# Why Moots?



## Buster65

Hello:

Deciding between a Moots and another Ti manufacturer. Maybe a Seven. I'm curious what led other Moots owners to go with a Moots? Thanks.


----------



## greybicycle

well, simply compare a Moots frames and any other ti maker....
Moots has matching grey forks, sweet ti stems, nice ti seatpost.
the RSL model is ultra light at around 1150 gr/frame!!
the details, especially in the rear dropout are beautiful, the welding is so sweet.
Now, the ride...... outstanding, responsive and safe.
some euro brands like PASONI make great product as well, yet my choice is Moots since they got the whole set up right and all they do is TITANIUM....


----------



## spastook

I've owned 6 titanium frames over the years. 3 Merlins a Litespeed a Kona and most recently a Moots Vamoots. Moots has been around longer than any of them and they only work with titanium. Merlin,Seven, Litespeed,Independent Fabrication etc. have come and gone and come back again. Different owners, different locations.
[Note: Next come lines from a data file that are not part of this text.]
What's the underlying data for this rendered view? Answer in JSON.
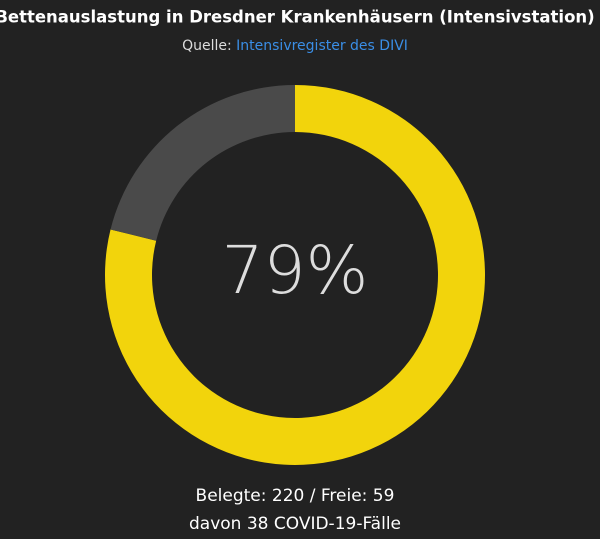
{
  "chart_data": {
    "type": "donut",
    "title": "Bettenauslastung in Dresdner Krankenhäusern (Intensivstation)",
    "source_label": "Quelle:",
    "source_link": "Intensivregister des DIVI",
    "values": [
      220,
      59
    ],
    "colors": [
      "#f2d40c",
      "#4a4a4a"
    ],
    "center_label": "79%",
    "footer_lines": [
      "Belegte: 220 / Freie: 59",
      "davon 38 COVID-19-Fälle"
    ]
  }
}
Moots means two things titanium from Steamboat Springs.


----------



## bikerjulio

I'm mildly interested, and then look at the RSL specs. It's a PF30 shell, but the only builds they offer are Shimano. What's the point of that? PF30 is a big turn off for me.


----------



## Marc

bikerjulio said:


> I'm mildly interested, and then look at the RSL specs. It's a PF30 shell, but the only builds they offer are Shimano. What's the point of that? PF30 is a big turn off for me.


I wasn't paying attention over the last year...but what are the odds that is a "feature" of the Moots buyout?


----------



## Jay Strongbow

Buster65 said:


> Hello:
> 
> Deciding between a Moots and another Ti manufacturer. Maybe a Seven.


I know this thread is old and you have probably moved past this question but as compared to Seven, Moots offers less customization. They offer custom geometry. With Seven you pick the handling, stiffness, and vertical compliance as well and Seven does their own butting so each tube is custom for rider weight and attributes.

That's not necessarily an advantage. Most people would fine with the handling/compliance Moots puts out and people who don't REALLY know what they want are best off not having that decision in their own hands. Although, Seven does offer recommendations or defaults if you don't choose.


----------



## pmf

And isn't it kind of like Litespeed --- if you want a real one, you buy a Lynskey. Want a Moots, get an Eriksen?


----------



## Merc

pmf said:


> And isn't it kind of like Litespeed --- if you want a real one, you buy a Lynskey. Want a Moots, get an Eriksen?


I wouldn't necessarily say that.


----------